A primeira vez que Toledo suspeitou que Haddadus binotatus emitia sons na frequência inaudível para humanos foi ainda em 2005, quando realizava doutorado no Instituto de Biociências da Universidade Estadual Paulista (IB-Unesp), em Rio Claro. No entanto, por limitações dos equipamentos usados na época, não era possível verificar frequências acima dos 20 quilohertz.

Os outros registros de uso de ultrassom por anfíbios foram feitos em três espécies da Ásia. No entanto, a frequência é usada para comunicação entre indivíduos da mesma espécie. Em mamíferos, o ultrassom é comum entre baleias, morcegos, roedores e pequenos primatas. O uso para defesa contra predadores era algo inédito até então entre anfíbios.

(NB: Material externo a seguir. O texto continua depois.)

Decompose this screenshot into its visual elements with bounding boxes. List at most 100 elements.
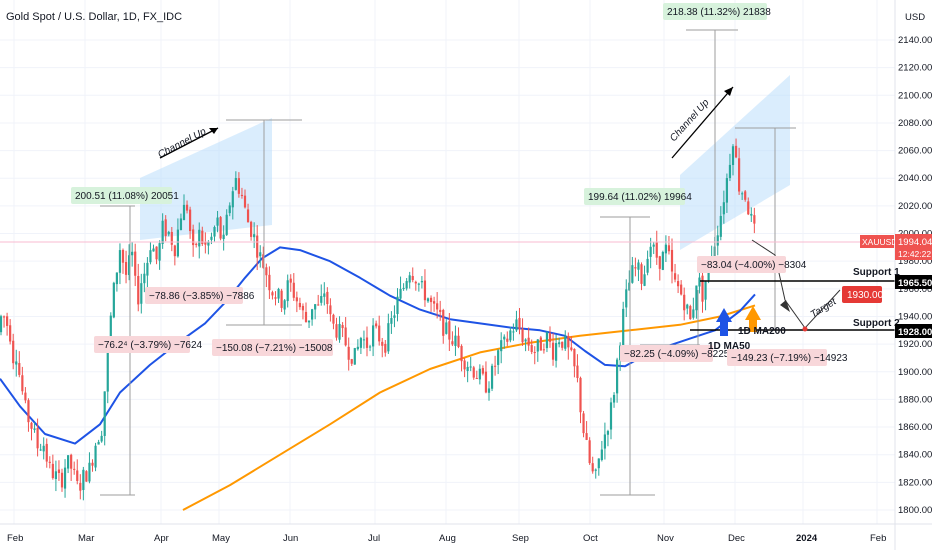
candle-down xyxy=(753,215,756,224)
projection-arrow xyxy=(780,300,790,312)
y-tick-label: 2120.00 xyxy=(898,63,932,74)
candle-up xyxy=(179,218,183,231)
candle-down xyxy=(292,282,295,298)
symbol-badge xyxy=(860,235,894,248)
candle-down xyxy=(73,468,76,470)
candle-up xyxy=(67,455,70,469)
candle-up xyxy=(750,213,753,216)
candle-down xyxy=(457,335,460,347)
candle-up xyxy=(359,338,362,348)
ma50-label: 1D MA50 xyxy=(708,341,751,352)
x-tick-label: Mar xyxy=(78,533,94,544)
candle-up xyxy=(408,275,411,283)
candle-up xyxy=(631,265,634,283)
candle-down xyxy=(164,219,167,236)
candle-down xyxy=(295,297,298,302)
candle-up xyxy=(725,178,728,203)
candle-down xyxy=(2,316,6,318)
candle-down xyxy=(494,365,497,367)
candle-up xyxy=(63,467,67,489)
candle-down xyxy=(481,368,484,374)
drop-4-box xyxy=(620,345,713,362)
candle-down xyxy=(137,275,140,305)
candle-down xyxy=(670,249,674,272)
x-tick-label: Sep xyxy=(512,533,529,544)
y-tick-label: 1900.00 xyxy=(898,367,932,378)
drop-4-label: −82.25 (−4.09%) −8225 xyxy=(624,349,730,360)
candle-up xyxy=(54,471,57,480)
candle-down xyxy=(579,377,582,413)
x-tick-label: Aug xyxy=(439,533,456,544)
candle-down xyxy=(256,235,259,258)
candle-down xyxy=(738,158,741,192)
candle-up xyxy=(228,205,231,214)
candle-down xyxy=(274,297,277,299)
candle-down xyxy=(192,229,195,246)
candle-down xyxy=(60,472,64,488)
candle-down xyxy=(734,145,738,158)
drop-2-box xyxy=(145,287,243,304)
measurement-lines xyxy=(100,29,796,496)
candle-up xyxy=(646,258,649,273)
candle-down xyxy=(317,304,320,306)
candle-down xyxy=(744,191,747,200)
support-1-label: Support 1 xyxy=(853,267,900,278)
candle-up xyxy=(420,281,423,283)
candle-down xyxy=(381,341,384,346)
drop-3-label: −150.08 (−7.21%) −15008 xyxy=(216,343,333,354)
channel-up-arrowhead-2 xyxy=(724,87,733,96)
candle-down xyxy=(45,443,48,462)
candle-up xyxy=(131,251,134,256)
candle-down xyxy=(219,217,222,239)
candle-down xyxy=(673,273,677,280)
drop-5-label: −83.04 (−4.00%) −8304 xyxy=(701,260,807,271)
candle-up xyxy=(622,308,625,346)
y-tick-label: 1800.00 xyxy=(898,505,932,516)
ma200-arrow xyxy=(745,306,761,332)
candle-up xyxy=(716,235,719,246)
candle-up xyxy=(97,441,100,445)
candle-down xyxy=(246,209,250,223)
candle-down xyxy=(527,337,530,346)
candle-down xyxy=(436,303,439,310)
candle-up xyxy=(42,445,45,452)
current-price: 1994.04 xyxy=(898,237,932,248)
candle-down xyxy=(301,305,305,311)
candle-down xyxy=(539,337,542,351)
candle-down xyxy=(506,338,509,342)
candle-up xyxy=(182,204,186,220)
candle-up xyxy=(109,315,112,343)
candle-down xyxy=(76,470,79,481)
candle-down xyxy=(12,340,15,364)
candle-up xyxy=(372,325,375,347)
y-tick-label: 2100.00 xyxy=(898,90,932,101)
candle-up xyxy=(356,346,359,350)
candle-down xyxy=(429,297,433,303)
candle-down xyxy=(332,314,335,324)
candle-up xyxy=(487,388,491,393)
candle-down xyxy=(341,325,344,329)
candle-up xyxy=(515,319,518,331)
candle-down xyxy=(289,278,292,283)
candle-up xyxy=(603,434,606,449)
candle-down xyxy=(21,375,24,392)
candle-up xyxy=(103,391,106,436)
candle-down xyxy=(262,254,265,268)
candle-down xyxy=(530,345,533,352)
candle-up xyxy=(731,146,735,166)
currency-label: USD xyxy=(905,12,925,23)
candle-up xyxy=(503,336,506,340)
candle-down xyxy=(155,246,158,260)
candle-up xyxy=(643,274,646,286)
candle-up xyxy=(82,469,85,490)
candle-up xyxy=(612,394,616,403)
target-point xyxy=(802,326,808,332)
candle-up xyxy=(33,428,36,430)
drop-1-label: −76.2⁴ (−3.79%) −7624 xyxy=(98,340,203,351)
candle-up xyxy=(628,282,631,291)
candle-up xyxy=(88,462,91,482)
candle-down xyxy=(567,335,570,348)
candle-down xyxy=(448,321,451,340)
candle-up xyxy=(320,296,323,303)
candle-up xyxy=(454,335,457,346)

Agora, os pesquisadores querem responder a uma série de perguntas suscitadas pela descoberta, como, por exemplo, quais predadores são sensíveis ao canto de agonia e como reagem a esse comportamento e mesmo se o som é voltado para eles ou para atrair inimigos naturais dos predadores. “Será que a rã chama uma coruja para atacar a serpente que quer comê-la?”, especula Souza.

O estudo teve ainda apoio da FAPESP por meio de Bolsa de Doutorado para Guilherme Augusto Alves e de outro projeto coordenado por Toledo. Além disso, teve suporte do projeto Dacnis, durante um dos estudos de campo que proporcionaram a descoberta, realizado em Ubatuba.